By design, EmDash themes are standard Astro projects, covering pages, layouts (shared HTML structure), components, styles, and a seed file, a JSON file that tells the CMS what content types and fields to create. EmDash provides x402 support, enabling site owners to charge AI agents or any HTTP client for content access on a pay-per-use basis, with no subscription infrastructure or custom engineering required.

Cloudflare EmDash

Source: Cloudflare blog

EmDash is designed to be managed programmatically by AI agents through three built-in primitives: Agent Skills (to describe CMS capabilities, plugin hooks, and guidance on structuring plugins or porting WordPress themes), EmDash CLI for programmatic interaction, and a built-in MCP server that exposes the same capabilities as the Admin UI to any MCP-compatible client.

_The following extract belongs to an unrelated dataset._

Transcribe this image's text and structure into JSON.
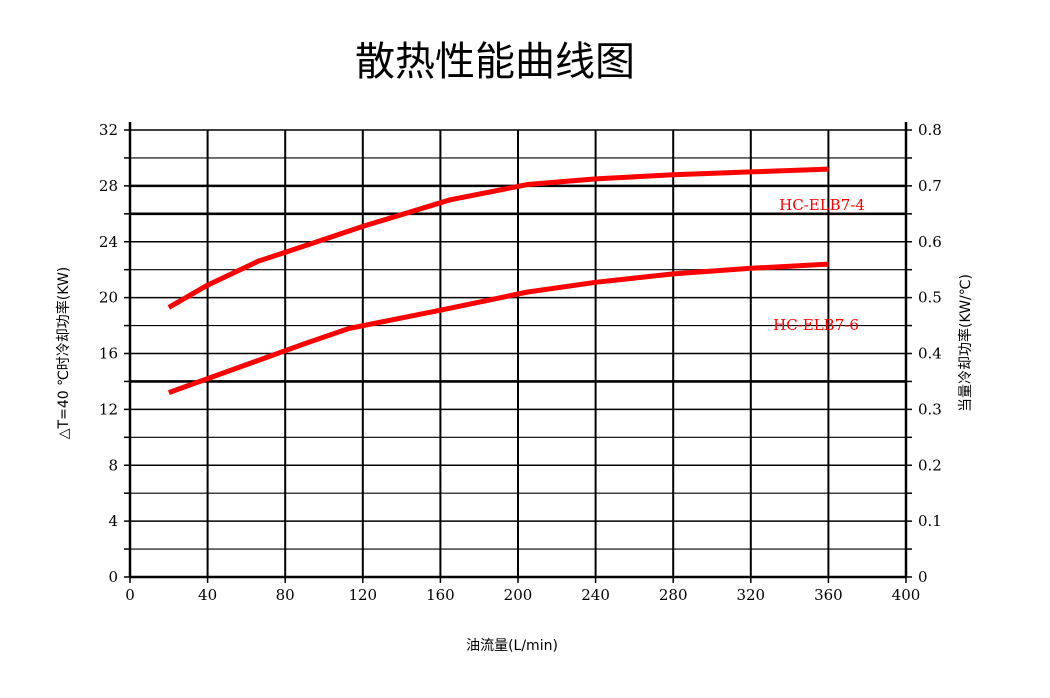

While acknowledging some technical merits, Matt Mullenweg, co-founder of WordPress and CEO of Automattic, suggests that "EmDash was created to sell more Cloudflare services," notes that its plugin security only works on Cloudflare, and argues it is unlikely to be a true "spiritual successor." Mullenweg writes on his personal blog:

There’s a new CMS every other day. And that’s great! I love building CMSes and I totally get why other people do, to (...) Some day, there may be a spiritual successor to WordPress that is even more open. When that happens, I hope we learn from it and grow together. (...) The closest thing I’ve seen to a spiritual successor isn’t another CMS, it’s been OpenClaw.

As EmDash was announced on April 1st, some developers initially questioned whether it was an April Fool's joke. On a popular Hacker News thread, some users see EmDash as "the polar opposite of the direction CMSs need to go", while user earthlingdavey comments:

I've worked with WordPress on and off for 10 years, and I'm convinced that this project has got 2 things absolutely spot on. TypeScript and Worker plugins.

One common concern is that EmDash includes a graphical interface for managing content but does not yet offer a point-and-click website builder like those found in many modern CMS platforms. Discussing "6 Reasons Why Cloudflare’s EmDash Can’t Compete With WordPress," Roger Montti, search marketing consultant, summarizes:

I was quite excited to read Cloudflare’s announcement about a "spiritual successor" to WordPress, but the more I read, the more it became apparent that EmDash is not the solution I am looking for (...) Hopefully, someday it will be a viable competitor to WordPress, but EmDash is not that right now.

EmDash is open source and available on GitHub under an MIT license.